L’expérience trouve son origine dans la connaissance sensible. Elle est particulière à chacun, et pourtant elle conduit à la connaissance scientifique universelle. Sans le secours du langage, elle reste inaccessible, mais le langage lui-même semble provenir d’elle. Données à jamais privées ou clef de voute de toute connaissance possible, la question de l’expérience est au centre d’une multitude de théories philosophiques fondamentales.
Toute personne ayant acquis un niveau d’expérience pertinente reconnu est considérée comme un expert, mais à quoi tient l’expertise? Qui sont les experts et qu’implique la détermination de leur statut épistémologique? Selon quel critère la communauté fait-elle d’un individu un expert? Quels droits et privilèges exerce-t-il dans une société démocratique? La question de l’expertise, bien qu’au centre du domaine de l’épistémologie, peut être abordée tant par le féminisme, par la philosophie des sciences, que par la philosophie politique.

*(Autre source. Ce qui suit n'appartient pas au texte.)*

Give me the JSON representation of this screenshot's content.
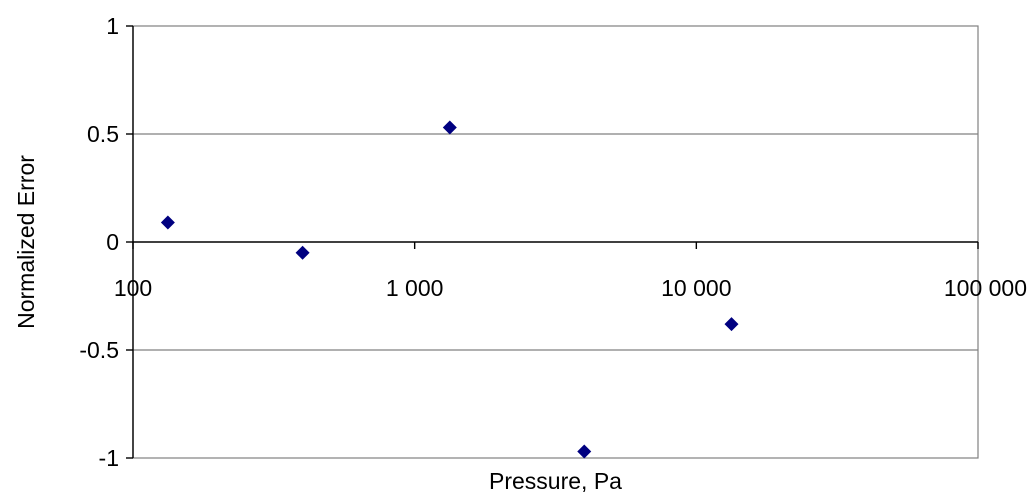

Quant à l’expérimentation, elle désigne une expérience d’un type particulier : une expérience que l’on contrôle et réalise afin de « régler » certaines questions. L’expérimentation est une méthode puissante pour guider la connaissance et l’action. Toutefois, le lien qu’elle entretient avec la théorie dont elle découle est complexe. Les inférences sous-jacentes sont-elles toujours légitimes et suffisantes? De plus, les conditions des expérimentations soulèvent de graves questions éthiques. Qu’elles impliquent des sujets humains ou animaux, les expérimentations pharmaceutiques, par exemple, réduisent ces êtres à des outils scientifiques et peuvent dépasser une barrière éthique sous le couvert d’objectifs médicaux touchant une plus grande masse.
Le thème que représente la combinaison des concepts d’expérience, d’expertise et d’expérimentation que propose la Société de philosophie du Québec pour son congrès 2015 peut être déployé de manière multiple et propre à interpeller tous les champs de la philosophie.